You work for a company, which expects to earn at least 7 percent on its projects. The cash flow
information for 4 potential projects is described below. Which of the projects would you fund if
the decision is based only on financial information? What other information would you need to
make such a decision? Why? Would an organization ever take on a project with negative NPV?
If so why?
Project ALPHA: This project requires an initial investment of $1,000,000 at the project
initiation, plus an estimated $75,000 in each of the following 5 years. Project revenues will
begin in year 4, estimated at $250,000 in year 4,$350,000 in year 5 and $450,000 in years 6
through 8.
Project BETA: Project Beta requires investment of $500,000 at initiation, and then an
estimated $350,000,$250,000, and $150,000 in the following 3 years, respectively. Annual
revenues of $225,000 will begin to flow in starting in year 5- for 10 years in total.
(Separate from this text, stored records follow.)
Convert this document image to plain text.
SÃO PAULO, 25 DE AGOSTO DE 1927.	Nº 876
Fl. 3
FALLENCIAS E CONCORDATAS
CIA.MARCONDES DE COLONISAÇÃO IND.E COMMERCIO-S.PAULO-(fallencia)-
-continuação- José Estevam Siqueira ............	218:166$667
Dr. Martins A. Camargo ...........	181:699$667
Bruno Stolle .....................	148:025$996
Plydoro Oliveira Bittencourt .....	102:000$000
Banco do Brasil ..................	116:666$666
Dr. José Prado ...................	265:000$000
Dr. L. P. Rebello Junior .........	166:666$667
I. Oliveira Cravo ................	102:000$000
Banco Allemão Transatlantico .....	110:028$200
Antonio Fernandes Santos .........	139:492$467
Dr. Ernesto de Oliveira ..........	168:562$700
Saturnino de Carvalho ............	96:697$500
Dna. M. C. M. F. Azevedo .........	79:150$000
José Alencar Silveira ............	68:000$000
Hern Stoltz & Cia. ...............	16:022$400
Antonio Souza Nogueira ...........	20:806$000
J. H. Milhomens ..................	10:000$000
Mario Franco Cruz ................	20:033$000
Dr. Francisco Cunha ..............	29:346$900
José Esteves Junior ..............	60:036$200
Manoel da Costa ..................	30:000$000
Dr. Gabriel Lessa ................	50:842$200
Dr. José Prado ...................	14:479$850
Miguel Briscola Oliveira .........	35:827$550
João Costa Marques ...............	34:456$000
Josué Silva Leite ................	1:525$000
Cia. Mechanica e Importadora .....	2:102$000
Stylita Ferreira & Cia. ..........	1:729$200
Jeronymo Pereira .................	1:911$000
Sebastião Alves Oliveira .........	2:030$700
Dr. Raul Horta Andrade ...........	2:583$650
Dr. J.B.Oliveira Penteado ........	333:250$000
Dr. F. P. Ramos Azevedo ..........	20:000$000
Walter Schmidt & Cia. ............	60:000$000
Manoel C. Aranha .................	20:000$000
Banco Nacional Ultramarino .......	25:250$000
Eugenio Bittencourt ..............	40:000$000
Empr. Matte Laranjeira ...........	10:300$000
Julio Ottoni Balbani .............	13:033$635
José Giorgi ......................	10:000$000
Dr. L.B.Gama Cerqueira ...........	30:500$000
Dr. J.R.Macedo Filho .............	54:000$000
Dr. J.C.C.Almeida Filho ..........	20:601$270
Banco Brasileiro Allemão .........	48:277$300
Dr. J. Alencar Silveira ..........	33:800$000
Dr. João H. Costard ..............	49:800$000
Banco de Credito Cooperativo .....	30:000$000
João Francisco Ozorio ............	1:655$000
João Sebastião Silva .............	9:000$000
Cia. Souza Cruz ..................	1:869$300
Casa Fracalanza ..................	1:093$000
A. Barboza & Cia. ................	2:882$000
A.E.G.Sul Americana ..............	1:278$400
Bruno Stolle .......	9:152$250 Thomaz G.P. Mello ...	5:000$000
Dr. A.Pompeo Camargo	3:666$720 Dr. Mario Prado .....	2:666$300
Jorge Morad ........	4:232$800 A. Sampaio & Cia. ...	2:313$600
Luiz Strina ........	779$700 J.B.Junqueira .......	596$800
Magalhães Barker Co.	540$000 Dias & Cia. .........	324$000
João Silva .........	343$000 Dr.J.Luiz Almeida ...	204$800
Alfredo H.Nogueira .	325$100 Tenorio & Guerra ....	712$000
Project GAMMA: This project will require an initial investment of $250,000 at the project
initiation, plus an estimated $450,000,$565,000 and $325,000 in each of the following
years, respectively. The payout for this project will be a lump sum of $1,873,000 in year 4.
Project DELTA: Project Delta is a 15 year project that requires an initial investment of
$350,000. Annual costs in each of the following years of $75,000 will be offset by annual
revenues of $114,000 in each of those years.